The protein expressed from the dCREB2-b splice variant is a known transcriptional repressor. It is thought to repress transcription by dimerizing with CREB activators and sequestering them in the cytoplasm or in the nucleus or by occupying the CRE site to prevent their recognition by CREB activators (Karpinski et al., 1992; Shaywitz and Greenberg, 1999; Lonze and Ginty, 2002). While it is clear that dCREB2 can produce a transcriptional repressor, it is controversial whether or not dCREB2 also produces positively-acting isoforms (Yin et al., 1995; Perazzona et al., 2004). Nevertheless, our ChromIP data shows a correlation between phospho-dCREB2 binding (phosphorylated kinase-inducible domain) within the slo promoter region and an induction in slo gene expression. This suggests that either 1) dCREB2 expresses activator isoforms that stimulate slo expression or that 2) phosphorylation of the kinase-inducible domain prevents dCREB2b repressor activity or causes it to act as a transcriptional activator.

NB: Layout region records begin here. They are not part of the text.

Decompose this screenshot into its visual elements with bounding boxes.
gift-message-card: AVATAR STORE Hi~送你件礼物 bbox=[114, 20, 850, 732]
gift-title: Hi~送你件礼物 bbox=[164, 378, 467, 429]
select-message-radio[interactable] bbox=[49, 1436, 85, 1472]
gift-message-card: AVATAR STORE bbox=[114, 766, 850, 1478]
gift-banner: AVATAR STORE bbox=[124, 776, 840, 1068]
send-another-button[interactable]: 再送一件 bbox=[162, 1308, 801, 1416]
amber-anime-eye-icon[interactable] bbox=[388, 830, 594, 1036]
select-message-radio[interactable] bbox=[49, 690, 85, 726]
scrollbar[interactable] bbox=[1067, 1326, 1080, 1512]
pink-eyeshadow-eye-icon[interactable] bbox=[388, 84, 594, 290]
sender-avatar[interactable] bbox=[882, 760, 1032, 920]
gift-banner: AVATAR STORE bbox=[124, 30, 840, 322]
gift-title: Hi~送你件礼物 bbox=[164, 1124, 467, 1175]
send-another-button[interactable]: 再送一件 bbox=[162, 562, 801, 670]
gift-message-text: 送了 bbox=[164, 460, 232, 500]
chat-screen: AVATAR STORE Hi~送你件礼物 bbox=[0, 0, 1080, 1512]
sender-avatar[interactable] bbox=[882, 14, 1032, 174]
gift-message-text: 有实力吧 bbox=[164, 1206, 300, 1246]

The slo gene has a well-described role in the response to sedation with organic solvents (Davies et al., 2003; Ghezzi et al., 2004; Cowmeadow et al., 2005; Cowmeadow et al., 2006). We have shown that the slo gene is a downstream target of the CREB transcription factor, and we propose the following regulatory cascade. A sedative dose of the anesthetic benzyl alcohol activates the CREB pathway by down-regulation of the CREB repressor isoform. This frees up other CREB activator isoforms (probably dCREB2 isoforms) and the phosphorylated versions of these proteins bind to CRE sites within the slo promoter region and induce acetylation of the neighboring histones. This increases availability of the underlying DNA and increases the affinity of the promoter region for other required transcription factors. These changes stimulate the neural-specific promoters to increase the expression of BK type channel from the neural promoters. Increased BK channel activity has been shown to act as a neural stimulant, enhancing neural activity (Brenner et al., 2005). This regulatory cascade is summarized in figure 6. We suspect that this change directly counters some of the effects of the anesthetic on the nervous system enabling the flies to recover more rapidly from sedation - a behavioral phenotype that we classify as benzyl alcohol tolerance.
This work is supported by the National Institutes of Health grant RO1 DA022219 to NSA and F. M. Jones and H. L Bruce Endowed Graduate Fellowships in Addiction Biology to YW.